Recent Reads for August/September

I know it’s been awhile since I’ve posted anything. But my offline life has been busier than ever. That doesn’t mean I haven’t been reading.

My Horizontal Life: A Collection of One-Night Stands by Chelsea Handler. The stand-up comic and TV show host relates her one-night stands and attempts at one-night stands. Since not every night ended in a successful bout of sex, and the circumstances surrounding the one-night stands are often outrageous, this is a light funny read. Phrases I learned: “vagina elbow” and “vagina face.” Recommended for people with a Bawdy Boozy Sense of Humor.

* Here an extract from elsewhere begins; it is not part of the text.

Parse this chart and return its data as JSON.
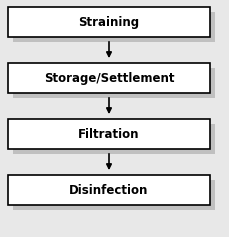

Saint Monica by Mary Biddinger. There has been a glaring omission in these erratic reading roundups of mine: a lack of poetry. I do love poetry but do not read it as often as I would like to. Saint Monica is a collection of poems taking Saint Monica as their inspiration. They are funny, tender, fearful, jealous, sneaky, angry, and vulnerable. Some of my favorite poems include, “Saint Monica and the Babe,” “Saint Monica’s Sweet Sixteen,” and “Saint Monica and the Hate.”

“Saint Monica Stays the Course” starts off as laugh-out-loud funny but ends in a violent chill. Sister Cathleen is giving the girls whose names begin with the letter M their orders for how they’re to proceed in the May Crowning procession: “If Maeve erupts in her first period like a water balloon tossed on a bed of thumbtacks, keep marching….Magdelena may vomit up her cornflakes once she is seated in the pews. She has done this before. Keep your eyes to yourself.” It gets uncomfortable when this staying the course veers toward the absurd: “If your fiance slams you against a wall and you suffer a concussion upon impact, breaking your glasses, keep marching to the bathroom with a bottle of Windex and a roll of paper towels and make that crooked mirror shine…”

One thing I did not know that I probably should have known as both Catholic-raised and an alcoholic: Saint Monica is the Patron Saint of alcoholics.

Recommended for Catholics, Drunks, Women Who Survive, or a Combination of All Three.

Full disclosure: I had the distinct pleasure of meeting the smart, self-described “starry-eyed poet” Mary Biddinger at the Wayne College Writer’s Workshop last year. You should buy a copy of her book and also pay her a visit over at her blog The Word Cage.

Born to Run: A Hidden Tribe, Superathletes, and the Greatest Race the World Has Never Seen by Christopher Mcdougall. My sister-in-law (who by the way takes phenomenal photos at Suna Photography), recommended this book to me awhile back and I only just recently checked a copy out of my local library. I read it to take a break from Proust’s Swan’s Way.

“Shoes are evil” is McDougall’s conclusion after taking a long roundabout journey to answer the question, “Why do my feet hurt?” McDougall is an avid runner who suffered pain in his feet from running. Then he found out about the Tarahumara, a tribe of Indians in Copper Canyon Mexico who are able to run in sandals for tens of miles at a time with seemingly little effort. Years ago, they were even brought over to compete in the Leadville 100 where they won against the U.S.A.’s best ultramarathoners. The “Greatest Race” in the title refers to a race in which McDougall himself participated in Copper Canyon against some of the Tarahumara, ultramarathoners Scott Jurek, Jenn Shelton, and Billy Bonehead, and the mysterious Caballo Blanco who organized the race.

It’s clear from a lot of the evidence McDougall presents that running barefoot is great for your feet and body. With all the cushioning that’s in most running shoes, you can easily develop bad running form which leads to injuries. So McDougall concludes with the convert’s zeal that running barefoot is the ONLY way to go. Which is weird considering that in the penultimate race, Scott Jurek, Jenn Shelton, and Billy Bonehead race in…shoes.

What I took from this book: 1) human beings are capable of running distances far longer than marathons, 2) running barefoot is a great way to strengthen the muscles in your feet, 3) running barefoot is an excellent way to ensure good running form. Recommended for Runners and All Other Athletes.